Kemal Kılıçdaroğlu, leader of Turkey’s main opposition party, the Republican People’s Party (CHP), said over the weekend that the anchoring of the Oruç Reis off the coast of Antalya would be considered a “compromise”.
"We call on the government not to make concessions in our justifiable cases," T24 on Sunday cited Kılıçdaroğlu as saying at an extraordinary meeting of the CHP’s senior officials.
Çavuşoğlu said the CHP's labelling the removal of Oruç Reis as a "compromise" without asking the government the reason of its removal from the eastern Mediterranean is linked to domestic politics.
Separately, he said Turkey did not expect to face European Union sanctions over the dispute with Greece, to take further steps next week but such measures could not be ruled out.
“It could be against our ship, our company, individuals. They took such decisions in the past. Have we given up on our determination? No, our determination increased,” he said.
EU leaders could make a decision at a summit on Sept. 24-25.
The latest developments come during an ongoing territorial spat between Turkey, Greece and Cyprus over offshore energy resources. Greece and Cyprus say that islands have their own continental shelves granting them extensive exploration rights, a claim Turkey contests. Ankara, which does not recognise Cyprus as a state, claims half of the country’s exclusive economic zone on behalf of the breakaway Turkish Republic of Northern Cyprus and has repeatedly carried out warship-escorted offshore drilling in its environs.

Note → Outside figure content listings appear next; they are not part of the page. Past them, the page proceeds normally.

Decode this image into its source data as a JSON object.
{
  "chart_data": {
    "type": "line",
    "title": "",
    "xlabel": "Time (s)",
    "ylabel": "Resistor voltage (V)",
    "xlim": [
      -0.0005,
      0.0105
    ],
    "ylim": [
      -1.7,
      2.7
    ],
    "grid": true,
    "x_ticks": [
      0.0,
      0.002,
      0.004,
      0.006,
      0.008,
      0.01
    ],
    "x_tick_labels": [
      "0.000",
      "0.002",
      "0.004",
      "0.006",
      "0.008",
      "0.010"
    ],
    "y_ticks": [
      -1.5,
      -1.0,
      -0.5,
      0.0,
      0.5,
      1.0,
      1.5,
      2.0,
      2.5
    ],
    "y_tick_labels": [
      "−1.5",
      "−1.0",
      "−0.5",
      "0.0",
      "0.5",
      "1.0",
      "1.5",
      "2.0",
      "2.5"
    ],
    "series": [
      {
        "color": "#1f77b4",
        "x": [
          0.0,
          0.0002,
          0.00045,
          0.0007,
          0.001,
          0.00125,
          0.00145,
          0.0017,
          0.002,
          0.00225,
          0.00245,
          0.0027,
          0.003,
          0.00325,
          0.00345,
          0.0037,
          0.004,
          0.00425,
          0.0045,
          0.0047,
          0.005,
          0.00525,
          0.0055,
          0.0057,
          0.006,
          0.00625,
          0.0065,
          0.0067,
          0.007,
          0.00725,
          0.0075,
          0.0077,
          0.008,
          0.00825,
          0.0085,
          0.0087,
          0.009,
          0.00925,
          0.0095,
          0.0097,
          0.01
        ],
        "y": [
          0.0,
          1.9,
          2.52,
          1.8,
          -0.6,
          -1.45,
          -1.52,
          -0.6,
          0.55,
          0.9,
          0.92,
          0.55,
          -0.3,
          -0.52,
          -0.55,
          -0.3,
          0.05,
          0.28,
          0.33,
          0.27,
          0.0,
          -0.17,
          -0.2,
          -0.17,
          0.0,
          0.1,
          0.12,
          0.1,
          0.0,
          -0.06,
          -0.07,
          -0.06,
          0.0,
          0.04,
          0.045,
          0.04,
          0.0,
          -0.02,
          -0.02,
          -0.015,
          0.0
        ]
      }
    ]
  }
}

Tensions further escalated after Turkey sent the Oruç Reis, also escorted by warships, to explore for hydrocarbons in an area between Cyprus and the Greek island of Crete last month. Athens responded to the move by sending naval and air units to shadow the Oruç Reis and conducting military exercises with Cyprus, France, Italy and the United Arab Emirates in the area – creating a standoff at risk of escalating into a direct confrontation.